The effects of hydrogen-induced lattice distortion and Nb-D formation on its permeation through niobium

Abnormal permeation behavior of hydrogen through niobium has been investigated in this paper, i.e. the permeation flux saturated with long-term decrease after reaching a maximum. The diffusivity and permeability have been deduced from the decay edge of permeation transient. Three kinds of polycrystalline niobium foils with different annealing temperature have been compared, to verify the effect of defects and grain properties on the permeability and diffusivity.

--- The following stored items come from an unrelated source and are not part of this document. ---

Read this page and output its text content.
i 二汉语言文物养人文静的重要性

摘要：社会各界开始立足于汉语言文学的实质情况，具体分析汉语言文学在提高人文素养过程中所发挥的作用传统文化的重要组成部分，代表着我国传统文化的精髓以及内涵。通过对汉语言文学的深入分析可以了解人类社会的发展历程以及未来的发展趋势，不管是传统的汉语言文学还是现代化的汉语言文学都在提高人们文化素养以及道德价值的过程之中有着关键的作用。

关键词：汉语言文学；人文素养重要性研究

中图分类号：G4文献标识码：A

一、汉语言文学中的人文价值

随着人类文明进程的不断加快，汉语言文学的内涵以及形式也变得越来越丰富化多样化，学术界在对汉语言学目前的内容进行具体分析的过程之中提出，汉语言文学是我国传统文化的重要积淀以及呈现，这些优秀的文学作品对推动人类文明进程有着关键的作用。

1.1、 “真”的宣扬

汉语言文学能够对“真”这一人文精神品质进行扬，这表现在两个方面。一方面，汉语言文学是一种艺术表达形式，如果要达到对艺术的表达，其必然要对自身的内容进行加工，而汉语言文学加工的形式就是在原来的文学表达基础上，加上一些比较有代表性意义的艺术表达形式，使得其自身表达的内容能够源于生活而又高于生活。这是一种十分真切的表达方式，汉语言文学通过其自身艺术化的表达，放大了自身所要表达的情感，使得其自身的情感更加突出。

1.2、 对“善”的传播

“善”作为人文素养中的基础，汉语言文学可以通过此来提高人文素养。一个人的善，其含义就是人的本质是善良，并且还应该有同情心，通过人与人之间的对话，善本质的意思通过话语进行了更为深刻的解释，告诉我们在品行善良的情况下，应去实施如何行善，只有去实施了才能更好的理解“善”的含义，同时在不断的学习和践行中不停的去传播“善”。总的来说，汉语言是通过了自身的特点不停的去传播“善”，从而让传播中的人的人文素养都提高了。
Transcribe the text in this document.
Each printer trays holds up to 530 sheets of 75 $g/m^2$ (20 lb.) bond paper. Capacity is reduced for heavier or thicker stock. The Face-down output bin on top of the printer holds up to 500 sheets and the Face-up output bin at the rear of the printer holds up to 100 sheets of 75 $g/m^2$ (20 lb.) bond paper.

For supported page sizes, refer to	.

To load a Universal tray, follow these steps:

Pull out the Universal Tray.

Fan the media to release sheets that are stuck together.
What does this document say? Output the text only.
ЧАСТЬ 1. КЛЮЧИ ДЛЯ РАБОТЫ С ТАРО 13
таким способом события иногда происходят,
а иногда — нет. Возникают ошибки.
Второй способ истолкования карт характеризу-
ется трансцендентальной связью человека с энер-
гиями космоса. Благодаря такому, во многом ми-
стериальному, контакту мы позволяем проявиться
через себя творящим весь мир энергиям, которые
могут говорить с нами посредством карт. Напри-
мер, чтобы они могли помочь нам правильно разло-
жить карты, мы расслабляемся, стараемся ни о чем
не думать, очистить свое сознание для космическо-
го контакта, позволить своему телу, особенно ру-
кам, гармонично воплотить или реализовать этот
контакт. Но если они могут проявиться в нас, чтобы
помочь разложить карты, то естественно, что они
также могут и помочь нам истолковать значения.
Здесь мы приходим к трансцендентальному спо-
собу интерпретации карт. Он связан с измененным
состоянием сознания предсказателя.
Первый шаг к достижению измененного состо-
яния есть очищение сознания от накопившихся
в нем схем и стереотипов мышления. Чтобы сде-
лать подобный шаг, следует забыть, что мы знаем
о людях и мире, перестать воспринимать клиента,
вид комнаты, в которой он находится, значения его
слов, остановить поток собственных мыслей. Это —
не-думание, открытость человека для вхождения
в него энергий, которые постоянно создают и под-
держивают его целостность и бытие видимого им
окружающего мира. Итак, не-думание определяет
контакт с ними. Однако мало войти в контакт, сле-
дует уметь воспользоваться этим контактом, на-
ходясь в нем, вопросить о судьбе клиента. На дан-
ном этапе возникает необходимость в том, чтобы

In the temperature range of (773–1023) K, the heat treatment along with the permeation cycles could either reduce or increase the permeability and diffusivity depending sensitively on temperature and showing a temperature threshold around 950 K. The permeation flux is proportional to square root of pressure, revealing that the abnormal permeation was still bulk diffusion-limited. The diffusivity gradually decreased with permeation cycles, and became more and more sensitive to pressure. The niobium foil expanded macroscopically along the gradient of hydrogen concentration, which reveals the strong and unrecoverable lattice distortion in this temperature and pressure range. The X-ray diffraction studies showed that splitting of all the Nb peaks and shifting of Nb-D peaks along with hydrogen loadings. The phase transition was expected to eliminate the lattice strain during hydrogen loading and which in turn acted as a diffusion barrier.